Book Review: Shipwreck on the Potomac: Disaster in Pursuit of Lincoln’s Killer

Shipwreck on the Potomac: Disaster in Pursuit of Lincoln’s Killer. By Karen E. Stone, Charleston, SC: History Press, 2025. Softcover, 128 pp. $21.49.

Reviewed by Robin Friedman

The study of the Civil War often involves learning about grand, sweeping, history-changing events. But just as often are encounters with many smaller, less well-known—but still important—happenings associated with those of larger scope. Karen E. Stone’s book, Shipwreck on the Potomac: Disaster in Pursuit of Lincoln’s Killer, is a book about one such smaller scale event. It is apparently the first book-length study of an April 25, 1865, disaster that occurred following the assassination of President Abraham Lincoln. In Shipwreck on the Potomac, Stone’s first book, she tells this tragic story well and places it within its proper historical context.

Stone serves as the museum division manager for St. Mary’s County, Maryland. St. Clement’s Island—at the time of the shipwreck known as Blackistone Island—is the location of one of the St. Mary’s County’s museums and is near where the events of Stone’s study took place. The museum presents an annual event commemorating the April 25, 1865 shipwreck.

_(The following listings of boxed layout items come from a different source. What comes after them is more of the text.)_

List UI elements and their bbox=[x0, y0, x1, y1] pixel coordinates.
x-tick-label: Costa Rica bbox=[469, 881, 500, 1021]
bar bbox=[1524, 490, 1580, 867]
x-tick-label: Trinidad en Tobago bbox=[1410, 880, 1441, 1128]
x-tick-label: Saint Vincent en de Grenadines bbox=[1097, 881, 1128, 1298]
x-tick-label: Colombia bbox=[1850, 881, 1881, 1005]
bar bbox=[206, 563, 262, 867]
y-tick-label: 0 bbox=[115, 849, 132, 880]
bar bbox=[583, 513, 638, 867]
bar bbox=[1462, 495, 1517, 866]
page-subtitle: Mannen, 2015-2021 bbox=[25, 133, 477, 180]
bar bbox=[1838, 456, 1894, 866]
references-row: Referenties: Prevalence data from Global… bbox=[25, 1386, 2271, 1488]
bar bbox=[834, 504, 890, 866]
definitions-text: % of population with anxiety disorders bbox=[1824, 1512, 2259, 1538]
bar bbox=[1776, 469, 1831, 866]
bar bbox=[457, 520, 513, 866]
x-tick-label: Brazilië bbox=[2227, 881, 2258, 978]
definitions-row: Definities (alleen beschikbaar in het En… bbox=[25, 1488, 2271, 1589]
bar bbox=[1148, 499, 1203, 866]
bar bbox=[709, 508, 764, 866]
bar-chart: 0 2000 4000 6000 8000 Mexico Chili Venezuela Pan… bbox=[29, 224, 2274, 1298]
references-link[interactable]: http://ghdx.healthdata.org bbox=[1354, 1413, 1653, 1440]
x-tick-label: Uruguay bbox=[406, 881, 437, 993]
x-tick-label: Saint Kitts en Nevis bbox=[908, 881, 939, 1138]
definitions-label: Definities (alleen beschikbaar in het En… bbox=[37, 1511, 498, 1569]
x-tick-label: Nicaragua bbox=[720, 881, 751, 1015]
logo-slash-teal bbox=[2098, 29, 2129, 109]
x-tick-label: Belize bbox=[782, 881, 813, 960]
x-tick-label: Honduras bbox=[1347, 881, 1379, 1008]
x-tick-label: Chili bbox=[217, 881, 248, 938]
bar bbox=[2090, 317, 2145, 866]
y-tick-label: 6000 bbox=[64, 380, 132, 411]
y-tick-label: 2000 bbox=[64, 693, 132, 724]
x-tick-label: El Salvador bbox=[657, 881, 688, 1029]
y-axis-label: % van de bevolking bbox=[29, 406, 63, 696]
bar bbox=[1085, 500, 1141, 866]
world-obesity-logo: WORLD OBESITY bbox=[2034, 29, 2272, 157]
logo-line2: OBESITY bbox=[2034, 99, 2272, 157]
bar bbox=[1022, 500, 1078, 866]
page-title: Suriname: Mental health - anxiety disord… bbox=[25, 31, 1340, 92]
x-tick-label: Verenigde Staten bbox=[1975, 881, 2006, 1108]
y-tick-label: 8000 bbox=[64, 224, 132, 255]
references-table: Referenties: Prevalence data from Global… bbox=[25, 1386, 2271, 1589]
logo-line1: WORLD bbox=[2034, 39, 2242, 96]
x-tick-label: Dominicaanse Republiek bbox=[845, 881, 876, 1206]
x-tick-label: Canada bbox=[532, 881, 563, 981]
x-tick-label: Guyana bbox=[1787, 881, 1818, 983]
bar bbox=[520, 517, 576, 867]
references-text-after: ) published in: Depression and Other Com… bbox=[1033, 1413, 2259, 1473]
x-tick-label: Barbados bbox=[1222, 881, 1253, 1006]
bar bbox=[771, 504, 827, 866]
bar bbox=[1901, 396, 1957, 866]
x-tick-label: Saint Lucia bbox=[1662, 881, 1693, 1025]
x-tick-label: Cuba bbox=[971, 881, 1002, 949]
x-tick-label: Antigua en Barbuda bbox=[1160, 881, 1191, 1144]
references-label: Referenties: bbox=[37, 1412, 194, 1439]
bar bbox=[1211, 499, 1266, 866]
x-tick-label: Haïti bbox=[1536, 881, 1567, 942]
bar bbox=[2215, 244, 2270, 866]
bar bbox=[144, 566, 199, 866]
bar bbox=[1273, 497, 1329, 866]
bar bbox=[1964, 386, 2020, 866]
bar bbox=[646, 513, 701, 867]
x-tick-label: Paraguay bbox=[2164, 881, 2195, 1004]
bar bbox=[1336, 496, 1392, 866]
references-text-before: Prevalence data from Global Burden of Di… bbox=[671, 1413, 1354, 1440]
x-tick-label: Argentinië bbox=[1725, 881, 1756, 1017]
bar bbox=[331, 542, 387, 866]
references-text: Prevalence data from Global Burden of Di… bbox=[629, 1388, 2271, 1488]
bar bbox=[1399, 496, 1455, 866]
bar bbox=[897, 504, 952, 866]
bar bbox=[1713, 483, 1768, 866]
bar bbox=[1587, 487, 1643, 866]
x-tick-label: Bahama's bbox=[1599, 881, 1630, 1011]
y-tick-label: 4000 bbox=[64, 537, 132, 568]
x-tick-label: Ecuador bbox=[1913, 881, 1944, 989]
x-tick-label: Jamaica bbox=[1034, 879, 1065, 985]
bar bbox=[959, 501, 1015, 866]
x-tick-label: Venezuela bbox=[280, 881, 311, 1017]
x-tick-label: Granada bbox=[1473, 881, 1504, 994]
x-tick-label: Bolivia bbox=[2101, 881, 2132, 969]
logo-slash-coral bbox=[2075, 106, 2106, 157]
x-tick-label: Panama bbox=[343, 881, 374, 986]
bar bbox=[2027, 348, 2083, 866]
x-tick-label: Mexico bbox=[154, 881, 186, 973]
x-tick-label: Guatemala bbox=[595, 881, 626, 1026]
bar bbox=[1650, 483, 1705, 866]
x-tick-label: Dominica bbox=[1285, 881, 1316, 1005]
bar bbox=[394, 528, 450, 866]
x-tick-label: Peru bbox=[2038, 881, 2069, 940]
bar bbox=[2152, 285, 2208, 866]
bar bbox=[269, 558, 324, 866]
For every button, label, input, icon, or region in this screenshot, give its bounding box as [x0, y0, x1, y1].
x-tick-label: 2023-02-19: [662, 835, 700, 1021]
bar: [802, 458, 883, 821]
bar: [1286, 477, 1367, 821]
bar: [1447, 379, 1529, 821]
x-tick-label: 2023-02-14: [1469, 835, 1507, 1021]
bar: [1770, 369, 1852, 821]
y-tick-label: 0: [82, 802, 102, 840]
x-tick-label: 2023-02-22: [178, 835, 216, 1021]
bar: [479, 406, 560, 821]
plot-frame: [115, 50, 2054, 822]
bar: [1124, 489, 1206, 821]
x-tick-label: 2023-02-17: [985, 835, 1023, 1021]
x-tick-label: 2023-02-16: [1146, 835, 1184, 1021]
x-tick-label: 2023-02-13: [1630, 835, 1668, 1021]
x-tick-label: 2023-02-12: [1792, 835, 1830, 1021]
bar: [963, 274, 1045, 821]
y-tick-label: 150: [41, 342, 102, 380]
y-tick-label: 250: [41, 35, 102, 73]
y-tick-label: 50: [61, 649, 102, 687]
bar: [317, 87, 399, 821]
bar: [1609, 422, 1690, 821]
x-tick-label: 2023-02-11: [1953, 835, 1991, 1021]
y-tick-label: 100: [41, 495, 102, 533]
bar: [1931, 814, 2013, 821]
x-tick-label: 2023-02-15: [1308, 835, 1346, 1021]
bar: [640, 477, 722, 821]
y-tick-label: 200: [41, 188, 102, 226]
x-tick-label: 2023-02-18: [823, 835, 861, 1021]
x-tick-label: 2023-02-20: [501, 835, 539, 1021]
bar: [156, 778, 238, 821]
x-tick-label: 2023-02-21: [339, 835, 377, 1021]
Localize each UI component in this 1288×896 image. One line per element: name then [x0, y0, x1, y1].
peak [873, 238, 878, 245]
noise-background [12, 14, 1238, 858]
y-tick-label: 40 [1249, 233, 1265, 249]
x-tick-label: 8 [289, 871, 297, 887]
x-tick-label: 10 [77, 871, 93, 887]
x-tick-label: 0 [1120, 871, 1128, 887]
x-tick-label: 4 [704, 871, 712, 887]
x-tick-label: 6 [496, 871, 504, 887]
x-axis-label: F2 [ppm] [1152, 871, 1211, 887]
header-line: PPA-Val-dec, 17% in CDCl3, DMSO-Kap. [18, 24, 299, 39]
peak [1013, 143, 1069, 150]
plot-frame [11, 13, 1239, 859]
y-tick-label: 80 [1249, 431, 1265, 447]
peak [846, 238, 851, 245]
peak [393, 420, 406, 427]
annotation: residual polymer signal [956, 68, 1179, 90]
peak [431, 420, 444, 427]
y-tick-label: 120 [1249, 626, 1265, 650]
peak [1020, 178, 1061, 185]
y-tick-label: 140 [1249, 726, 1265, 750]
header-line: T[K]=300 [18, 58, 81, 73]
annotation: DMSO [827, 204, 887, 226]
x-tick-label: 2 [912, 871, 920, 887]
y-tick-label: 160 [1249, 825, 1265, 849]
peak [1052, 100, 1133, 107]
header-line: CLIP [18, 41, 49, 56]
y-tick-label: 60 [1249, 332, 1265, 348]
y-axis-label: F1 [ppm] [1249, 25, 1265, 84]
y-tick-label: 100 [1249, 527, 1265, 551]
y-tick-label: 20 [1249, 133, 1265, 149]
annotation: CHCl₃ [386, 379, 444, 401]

On a pitch black night at about 1:00 a.m. on April 25, the steamer Massachusetts collided with the barge Black Diamond, off the Blackistone Island coast in southern Maryland. An old, dilapidated ship, the Massachusetts was also overloaded, carrying 300 men, most of whom were Union soldiers returning from southern prisoner of war camps. The Black Diamond, containing a crew of 17, was among the craft plying the Potomac River as a participant in a blockade of the southern Maryland coast to prevent Lincoln’s assassin, John Wilkes Booth, from crossing into Virginia. Unbeknownst to the blockade, and making the event even more tragic, was the fact that Booth had already crossed the Potomac, arriving in Virginia on the morning of April 23. Three days later, Union soldiers killed Booth and captured an accomplice, David Herold. Thus, in hindsight, the blockade had become unnecessary when the disaster took place.

The collision ripped a large gash in the side of the Black Diamond, and its bow began to sink immediately. The two vessels were side-by-side when the captain of the Massachusetts ordered his men to jump ship to the Black Diamond. About 150 men did so, resulting in the Black Diamond sinking within about three minutes. Many men spent hours in the frigid Potomac waters. A total of 87 men died, seven from the Black Diamond and 80 from the Massachusetts. Of the men that died, only the names of 26 are known. The bodies of some of the deceased were recovered and received proper burials, while the bodies of others remain in the Potomac River. Stone is continuing her efforts to learn more about the deceased men; she writes: “a man is only missing if he is forgotten.” (9)

Over the final three chapters of her eight-chapter book, Stone eloquently tells the story of the unfortunate shipwreck, its aftermath, the resulting court of inquiry, which found negligence with the captains of both vessels, and the disposition of the recovered bodies. The earlier chapters of the book consist of a great deal of stage setting, some of which may distract from the story.

The early chapters provide background information to the disaster, but also substantially more, including the actions of the Potomac Flotilla, which served throughout the conflict to minimize the provision assistance provided from Confederate sympathizers in southern Maryland to the Confederacy, just across the Potomac River. The book also describes the system of lighthouses along the Potomac River, the laws governing their use, and the system of licensing private vessels, including both the Massachusetts and the Black Diamond during the war effort. Additionally, Stone presents a chapter on the men aboard both ships and on the large manhunt to capture Booth and his accomplices in the aftermath of Lincoln’s assassination.

The book concludes with eight appendices, which include documents and eyewitness testimony, a list of the known dead, their burials, and the  memorialization of the incident. Stone also offers a timeline of the Civil War designed to refer to the disaster and its background. Shipwreck on the Potomac is well documented with notes and an impressive list of historical references. Many historical photographs and images enhance Stone’s work, including a painting of the shipwreck by a local artist, Angela Wathen, who gifted her work to the St. Clement’s Island Museum. A map of the relevant sections of the Potomac River from southern Maryland to Virginia would have been a welcome addition.

Stone’s Shipwreck on the Potomac is a valuable study that examines an incident worthy of remembrance. However, as she importantly points out, other eclipsing events such as the killing of Booth on April 26, the surrender of Joseph E. Johnston’s Army of Tennessee to Gen. William T. Sherman on the same day, and the explosion of the steamboat Sultana on the Mississippi River on April 27, 1865 (the worst maritime disaster in United States history), all helped obscure the tragic shipwreck on the Potomac.

 

Robin Friedman retired from a career as an attorney with the United States Department of the Interior in 2010. In retirement, he pursues his passion for American studies, including literature, history, philosophy, and the Civil War.